Она широко раскинула руки, и заречная сторона слабым эхом откликнулась на ее призыв:
— Фе-едя! Милы-ый! Ау-у!
— А-у! — громко раздалось сзади, за леском. — Ты куда девалась? Катю-ха! Иди-и!
— Иду! Сейчас! — поспешно отозвалась на крик подруги Катя.
Она резко повернулась. Прошуршали раздвигаемые ветви, прохрустели под быстрыми-удаляющимися шагами мелкие сучочки.
Михаил снова остался один.
Он встал, размялся и не спеша двинулся по тропке. Луна сделалась голубовато-серебряной. Река уже не везде была агатовой: кой-где на воду упал лунный свет.

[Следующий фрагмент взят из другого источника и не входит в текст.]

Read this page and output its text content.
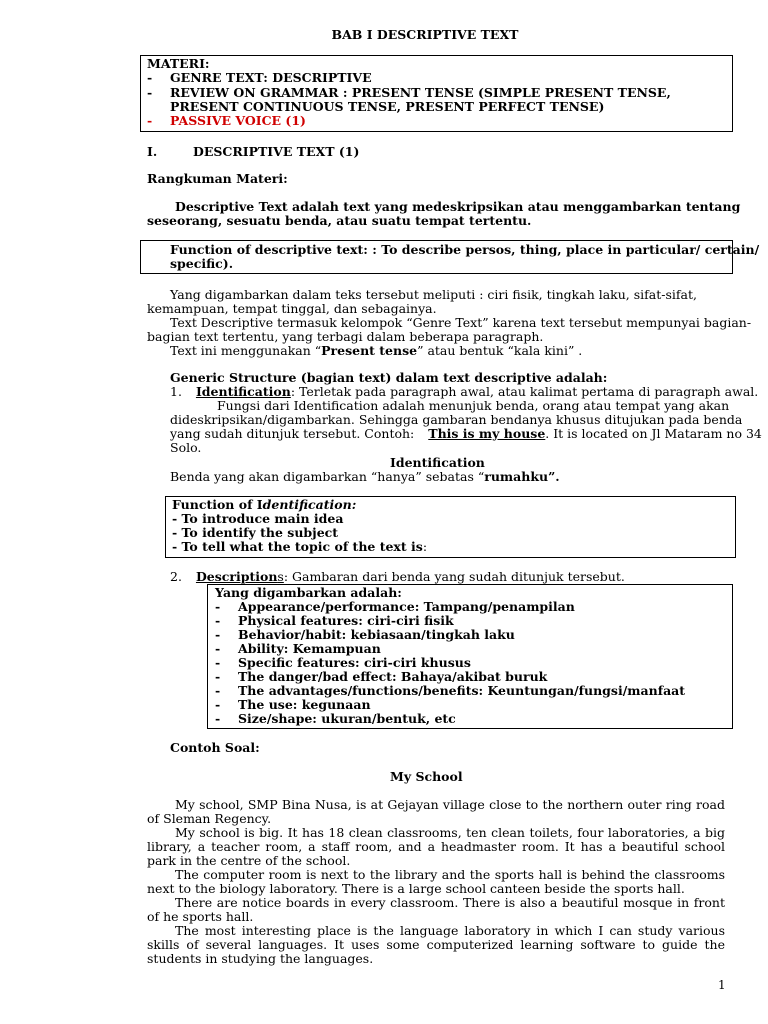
BAB I DESCRIPTIVE TEXT
MATERI:
- GENRE TEXT: DESCRIPTIVE
- REVIEW ON GRAMMAR : PRESENT TENSE (SIMPLE PRESENT TENSE,
PRESENT CONTINUOUS TENSE, PRESENT PERFECT TENSE)
- PASSIVE VOICE (1)
I.	DESCRIPTIVE TEXT (1)
Rangkuman Materi:
Descriptive Text adalah text yang medeskripsikan atau menggambarkan tentang
seseorang, sesuatu benda, atau suatu tempat tertentu.
Function of descriptive text: : To describe persos, thing, place in particular/ certain/
specific).
Yang digambarkan dalam teks tersebut meliputi : ciri fisik, tingkah laku, sifat-sifat,
kemampuan, tempat tinggal, dan sebagainya.
Text Descriptive termasuk kelompok “Genre Text” karena text tersebut mempunyai bagian-
bagian text tertentu, yang terbagi dalam beberapa paragraph.
Text ini menggunakan “Present tense” atau bentuk “kala kini” .
Generic Structure (bagian text) dalam text descriptive adalah:
1. Identification: Terletak pada paragraph awal, atau kalimat pertama di paragraph awal.
Fungsi dari Identification adalah menunjuk benda, orang atau tempat yang akan
dideskripsikan/digambarkan. Sehingga gambaran bendanya khusus ditujukan pada benda
yang sudah ditunjuk tersebut. Contoh: This is my house. It is located on Jl Mataram no 34
Solo.
Identification
Benda yang akan digambarkan “hanya” sebatas “rumahku”.
Function of Identification:
- To introduce main idea
- To identify the subject
- To tell what the topic of the text is:
2. Descriptions: Gambaran dari benda yang sudah ditunjuk tersebut.
Yang digambarkan adalah:
- Appearance/performance: Tampang/penampilan
- Physical features: ciri-ciri fisik
- Behavior/habit: kebiasaan/tingkah laku
- Ability: Kemampuan
- Specific features: ciri-ciri khusus
- The danger/bad effect: Bahaya/akibat buruk
- The advantages/functions/benefits: Keuntungan/fungsi/manfaat
- The use: kegunaan
- Size/shape: ukuran/bentuk, etc
Contoh Soal:
My School
My school, SMP Bina Nusa, is at Gejayan village close to the northern outer ring road of Sleman Regency.
My school is big. It has 18 clean classrooms, ten clean toilets, four laboratories, a big library, a teacher room, a staff room, and a headmaster room. It has a beautiful school park in the centre of the school.
The computer room is next to the library and the sports hall is behind the classrooms next to the biology laboratory. There is a large school canteen beside the sports hall.
There are notice boards in every classroom. There is also a beautiful mosque in front of he sports hall.
The most interesting place is the language laboratory in which I can study various skills of several languages. It uses some computerized learning software to guide the students in studying the languages.
1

«Попался, брат Федька, — усмехнулся про себя Михаил. — С Катей смотри, держись — шутки плохи. С характером девка…»
Он дружелюбно посмеивался, бормотал иронические высказывания насчет влюбленных и шел дальше, обходя кладбище, минуя бор. До Комарихи оставалось совсем немного.
И тут он поймал себя на том, что, отпуская вслух шутливые замечания, думает на самом деле совсем о другом.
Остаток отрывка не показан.